Outage planning is currently based on a worst-case scenario for each outage. There is limited accounting for the potential impact of increasingly changing system conditions (generation, weather, etc.) or of changes to one outage as a result of other outages. This has historically been done using “rules of thumb”.
With the rapid pace of change, the current planning methods are starting to show their limitations. In particular, a lot of work is devoted to reacting and re-planning.
This project will provide added value by providing a solution to the imperative need for better integration of risk estimation into the planning optimization so that the amount of work remains manageable for the NAP process.
Objectives
The ultimate objective of this project is to develop a tool that
- facilitates the most efficient economic decision-making from the year-ahead plan to three-weeks ahead, and
- identifies and tracks risks from year-ahead to day-ahead.
Learnings
Outcomes
The project has started discussions with ESO IT regarding a design for future implementation which would link into production systems. It is anticipated that further work would be required to adopt the processes proposed to work with ESO systems.
Over the remaining months of the project work will take place to define the development that would be needed to implement the models. A review of data requirements leading to the identification of the internal system interfaces required will be carried out. Following this, a detailed business case and implementation plan would be produced.
Lessons Learnt
There would be significant time saving for future projects by having an openly available power system model with tools available to generate and apply scenarios. An open-source model would also enable academics and industry to evaluate future operational proposals on a common model. This could also provide an environment for testing project results.
The project has used Optimal Power Flow models to generate models for a range of potential scenarios, this is used to ensure the scenarios are credible by managing overloads using the sort of actions the Power System Engineer would take. This sort of automated scenario generation would benefit from further study. Including, for example, the application of voltage control circuits, running arrangements and automated switching schemes.
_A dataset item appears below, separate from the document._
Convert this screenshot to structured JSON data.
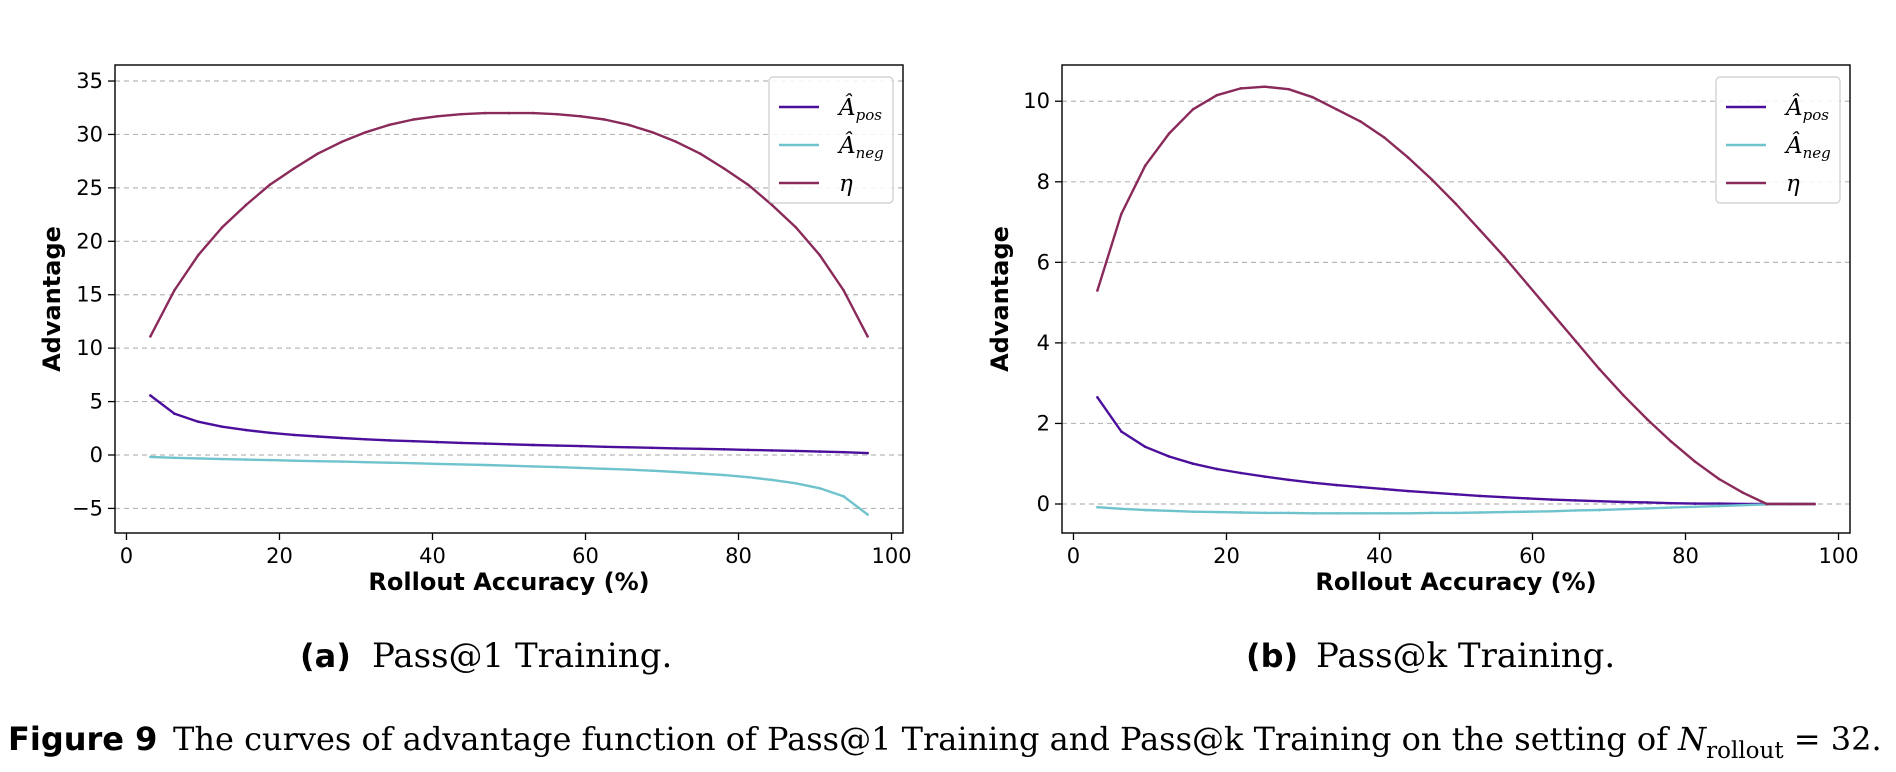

Challenges were encountered in validating the model performance due to the simplified development models using historic published data. This has made it difficult to validate against future scenarios or perform parallel testing to operational processes. To mitigate this risk and enable the project to progress historic outages have been used for validations. In the practical implementation this would be tackled by linking the proposed outage optimisation models to the operational power system model. The open-source model proposed above could help mitigate this in future projects.
Throughout this project, software was released towards the end of each work package for user testing of all updates applied in that work package. It would have been beneficial to develop a more Agile workflow, releasing smaller and more regular updates to generate a continuous feedback loop.